A California man captured video footage of a mountain lion moving through his backyard in the latest incident highlighting the collision between wild animals and people as the state becomes more and more developed.
Patrick Osgood initially thought a large dog was loose in the yard but soon realized it was a mountain lion.
He grabbed his phone and began recording the animal as it strode outside his house. While the family has seen wild animals in the area before, nothing compared to being so close.
"It was just amazing to me that he was right there where we hang out on a daily basis," Osgood said.
Either before or after entering the yard, neighbors believe the mountain lion attacked a cat nearby.
"When they got back last night they found a pool of blood and the cat was gone," he said, adding that he's now a "little skittish" given the "close call" with the large creature.
As development swallows up some mountain lion habitat, the creatures have increasingly been seen in some neighborhoods where they weren't before.

In February, a mountain lion was shot dead after killing sheep on successive nights and trying again on the third night.
The animal was just 20 feet from the front door of the home of Alejandra Calderon, who lives in the Napa area with her husband and three young children.
The lion Calderon shot was trapped the week before and fitted with an electronic collar as part of an Audubon Canyon Research Project, and its death was the third time in the two-and-a-half-year program that one of the cats in the study has been killed after preying on livestock.
Calderon told the Press Democrat that she and her husband killed the lion because it kept killing their sheep, despite their best efforts to prevent it. Just before being shot, it was also close to their house.
“Of course, I totally understand people being upset, whoever was tracking these animals.
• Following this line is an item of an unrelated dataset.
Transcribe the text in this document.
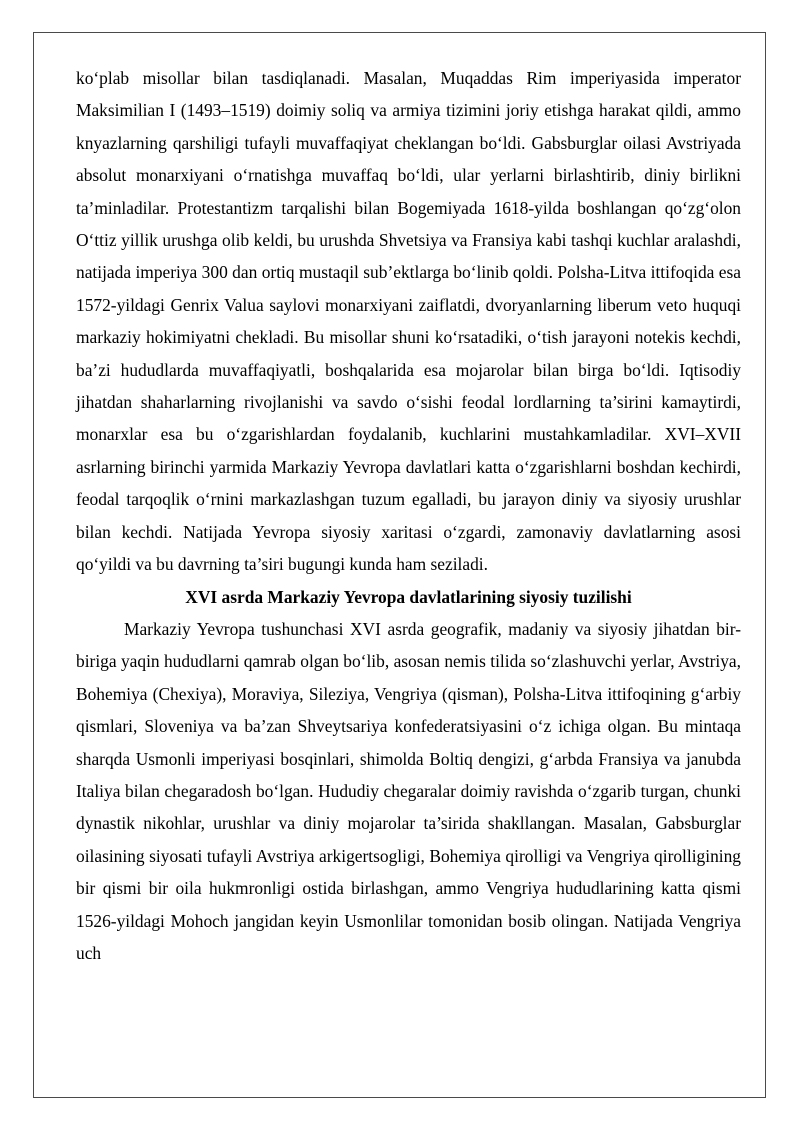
ko‘plab misollar bilan tasdiqlanadi. Masalan, Muqaddas Rim imperiyasida imperator Maksimilian I (1493–1519) doimiy soliq va armiya tizimini joriy etishga harakat qildi, ammo knyazlarning qarshiligi tufayli muvaffaqiyat cheklangan bo‘ldi. Gabsburglar oilasi Avstriyada absolut monarxiyani o‘rnatishga muvaffaq bo‘ldi, ular yerlarni birlashtirib, diniy birlikni ta’minladilar. Protestantizm tarqalishi bilan Bogemiyada 1618-yilda boshlangan qo‘zg‘olon O‘ttiz yillik urushga olib keldi, bu urushda Shvetsiya va Fransiya kabi tashqi kuchlar aralashdi, natijada imperiya 300 dan ortiq mustaqil sub’ektlarga bo‘linib qoldi. Polsha-Litva ittifoqida esa 1572-yildagi Genrix Valua saylovi monarxiyani zaiflatdi, dvoryanlarning liberum veto huquqi markaziy hokimiyatni chekladi. Bu misollar shuni ko‘rsatadiki, o‘tish jarayoni notekis kechdi, ba’zi hududlarda muvaffaqiyatli, boshqalarida esa mojarolar bilan birga bo‘ldi. Iqtisodiy jihatdan shaharlarning rivojlanishi va savdo o‘sishi feodal lordlarning ta’sirini kamaytirdi, monarxlar esa bu o‘zgarishlardan foydalanib, kuchlarini mustahkamladilar. XVI–XVII asrlarning birinchi yarmida Markaziy Yevropa davlatlari katta o‘zgarishlarni boshdan kechirdi, feodal tarqoqlik o‘rnini markazlashgan tuzum egalladi, bu jarayon diniy va siyosiy urushlar bilan kechdi. Natijada Yevropa siyosiy xaritasi o‘zgardi, zamonaviy davlatlarning asosi qo‘yildi va bu davrning ta’siri bugungi kunda ham seziladi.

XVI asrda Markaziy Yevropa davlatlarining siyosiy tuzilishi

Markaziy Yevropa tushunchasi XVI asrda geografik, madaniy va siyosiy jihatdan bir-biriga yaqin hududlarni qamrab olgan bo‘lib, asosan nemis tilida so‘zlashuvchi yerlar, Avstriya, Bohemiya (Chexiya), Moraviya, Sileziya, Vengriya (qisman), Polsha-Litva ittifoqining g‘arbiy qismlari, Sloveniya va ba’zan Shveytsariya konfederatsiyasini o‘z ichiga olgan. Bu mintaqa sharqda Usmonli imperiyasi bosqinlari, shimolda Boltiq dengizi, g‘arbda Fransiya va janubda Italiya bilan chegaradosh bo‘lgan. Hududiy chegaralar doimiy ravishda o‘zgarib turgan, chunki dynastik nikohlar, urushlar va diniy mojarolar ta’sirida shakllangan. Masalan, Gabsburglar oilasining siyosati tufayli Avstriya arkigertsogligi, Bohemiya qirolligi va Vengriya qirolligining bir qismi bir oila hukmronligi ostida birlashgan, ammo Vengriya hududlarining katta qismi 1526-yildagi Mohoch jangidan keyin Usmonlilar tomonidan bosib olingan. Natijada Vengriya uch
But that was not our intention to just do it for the heck,” she said. “We would never do anything like that. We did it for safety.”
“Regardless of what you hear, we don’t know how many there are,” Justin Dellinger, a senior environmental scientist with Fish and Wildlife’s Wildlife Investigations Laboratory, told the Tribune. “If you don’t know how much of something there is, you don’t know their status. You don’t know what you need to do to protect them."
While attacks by the cougars can be deadly, they remain rare, officials in San Bernardino said on Feb. 16, reporting that a homeowner noticed one hanging out in a tree outside their house. But attacks on pets and livestock are more common. The lion was tranquilized and taken to a suitable habitat.
Authorities noted that young mountain lions often wander outside their normal habitat, trying to establish their territory.